Il écarquille ses grands yeux mités.
— Mais je vous jure que nous n’y sommes pour rien, ni mère, ni Fred, ni Maryska, ni moi ! Ambistrouyan avait tué le maître d’école, ça oui… Mais c’est tout !
En tout cas, pour ce qui est de la série des tartes à la crème, ça n’est pas tout. Je lui vote une subvention d’urgence. Il glaviote une de ses toutes dernières prémolaires qui aurait pu lui rendre encore de menus services.
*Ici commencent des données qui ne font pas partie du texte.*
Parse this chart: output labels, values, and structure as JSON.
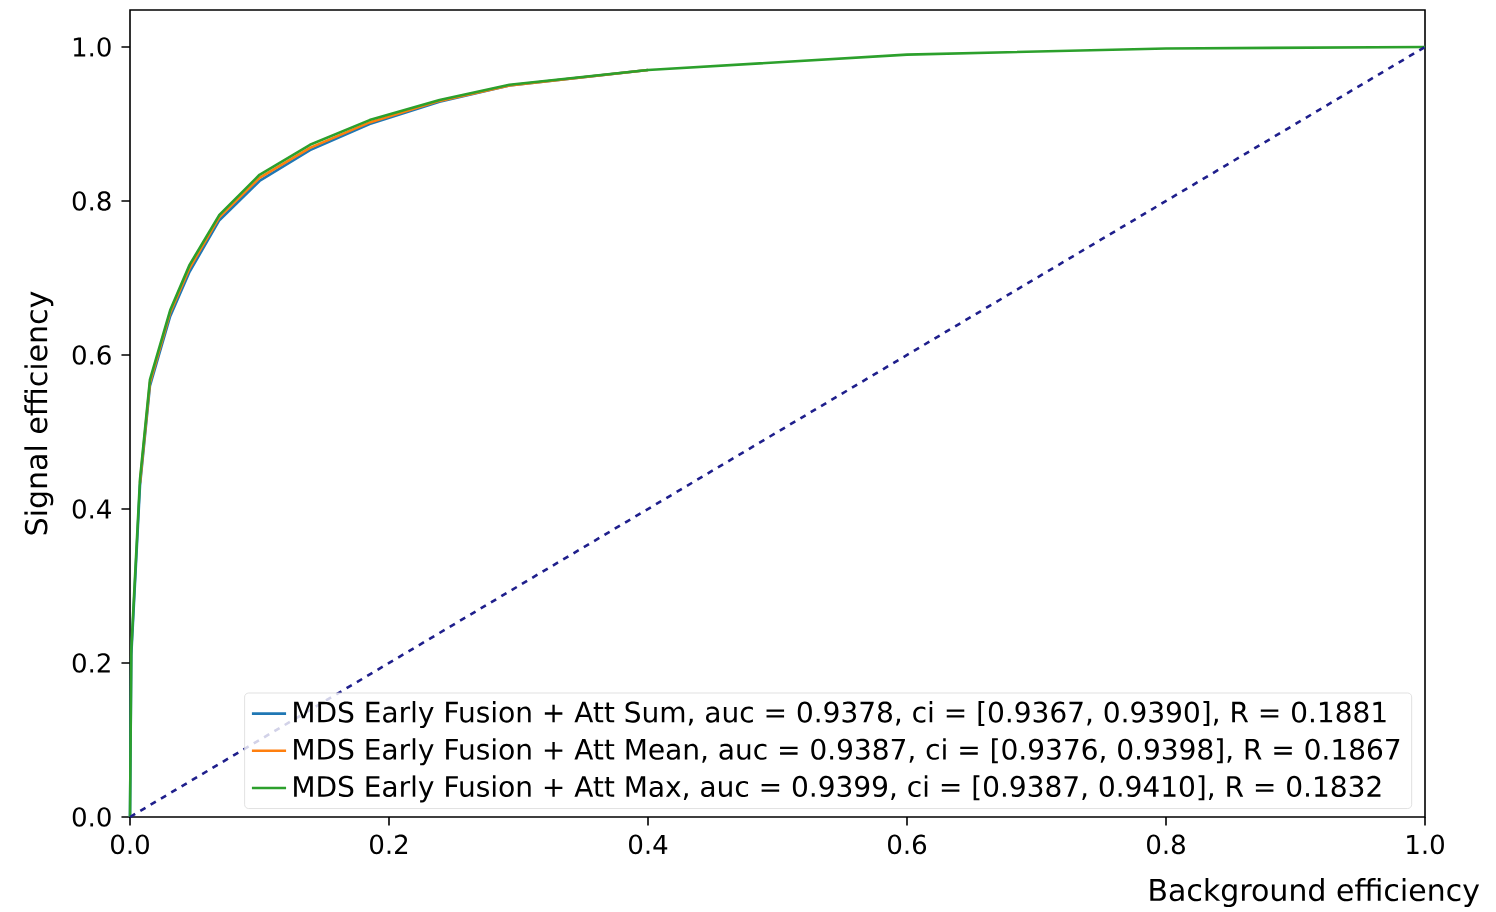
{
  "chart_data": {
    "type": "line",
    "xlabel": "Background efficiency",
    "ylabel": "Signal efficiency",
    "xlim": [
      0,
      1.0
    ],
    "ylim": [
      0,
      1.048
    ],
    "xticks": [
      {
        "value": 0,
        "label": "0.0"
      },
      0.2,
      0.4,
      0.6,
      0.8,
      {
        "value": 1,
        "label": "1.0"
      }
    ],
    "yticks": [
      {
        "value": 0,
        "label": "0.0"
      },
      0.2,
      0.4,
      0.6,
      0.8,
      {
        "value": 1,
        "label": "1.0"
      }
    ],
    "legend": "bottom right",
    "grid": false,
    "marker": "none",
    "series": [
      {
        "name": "MDS Early Fusion + Att Sum,  auc = 0.9378, ci = [0.9367, 0.9390], R = 0.1881",
        "color": "#1f77b4",
        "x": [
          0,
          0.001,
          0.0077,
          0.0154,
          0.031,
          0.046,
          0.069,
          0.1,
          0.139,
          0.185,
          0.239,
          0.293,
          0.4
        ],
        "values": [
          0,
          0.21,
          0.43,
          0.56,
          0.65,
          0.708,
          0.775,
          0.826,
          0.866,
          0.9,
          0.929,
          0.95,
          0.97
        ]
      },
      {
        "name": "MDS Early Fusion + Att Mean,  auc = 0.9387, ci = [0.9376, 0.9398], R = 0.1867",
        "color": "#ff7f0e",
        "x": [
          0.0077,
          0.0154,
          0.031,
          0.046,
          0.069,
          0.1,
          0.139,
          0.185,
          0.239,
          0.293,
          0.4
        ],
        "values": [
          0.434,
          0.564,
          0.655,
          0.713,
          0.779,
          0.83,
          0.869,
          0.902,
          0.93,
          0.95,
          0.97
        ]
      },
      {
        "name": "MDS Early Fusion + Att Max,  auc = 0.9399, ci = [0.9387, 0.9410], R = 0.1832",
        "color": "#2ca02c",
        "x": [
          0,
          0.001,
          0.0077,
          0.0154,
          0.031,
          0.046,
          0.069,
          0.1,
          0.139,
          0.185,
          0.239,
          0.293,
          0.4,
          0.6,
          0.8,
          1.0
        ],
        "values": [
          0,
          0.217,
          0.438,
          0.568,
          0.658,
          0.717,
          0.782,
          0.834,
          0.873,
          0.905,
          0.931,
          0.951,
          0.97,
          0.99,
          0.998,
          1.0
        ]
      },
      {
        "color": "#1f1f8c",
        "line_style": "dashed",
        "x": [
          0,
          1.0
        ],
        "values": [
          0,
          1.0
        ]
      }
    ]
  }
}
Javer radine sur ces entrefesses en brandissant une petite boîte de cuir noir. Il l’ouvre et me montre complaisamment le caillou qu’elle contient.
— J’ai déniché le diamant, monsieur le commissaire. C’est le dénommé Alfredo Galvani qui l’avait dans sa poche…
— Bravo !
Mais je me moque de ce caillou comme de ma première chaude pelisse. Les dénégations farouches de Léopold me troublent.
— Enfin, quoi, murmuré-je, c’est pourtant bien Ambistrouyan qui m’a balancé cette grenade hier dans la classe ?
— Quelle grenade ? s’étonne le naveton, je ne suis pas au courant…
— Fais pas l’âne, mon joli, ça risquerait de te valoir du son ; et ce son-là tu iras le manger dans une corbeille !
— Mais je vous assure…
— Rentrons à Lyon, décidé-je, on parlera à tête reposée, comme dirait Louis XVI.
Les poulardins de l’Ain nous prêtent une bagnole plus spacieuse que ma Jag et nous rejoignons notre base. Au passage je jette un œil dans le bistrot où m’attendaient Bérurier et ses petits élèves. La patronne m’apprend qu’ils sont partis avec les parents des jeunes retrouvés, venus les chercher dans la bagnole du maire.
Allons, je suis bien certain qu’il y aura de la viande saoule ce soir dans le gentil village rhodanien. Le seigneur Bérurier, dit le Gravos, dit Bonne-Pomme, dit la Liche, dit le Baron de l’Écluse, dit l’Ignoble, dit Sa Majesté est en train de démarrer sa cirrhose. Malheur à qui essaiera de lui résister !
Je fais mettre Léopold au frais et je passe à l’interrogatoire de Maryska, la chanteuse sans voix. Elle n’en a pas plus que sur le podium du Mistigri, la pauvre chérie.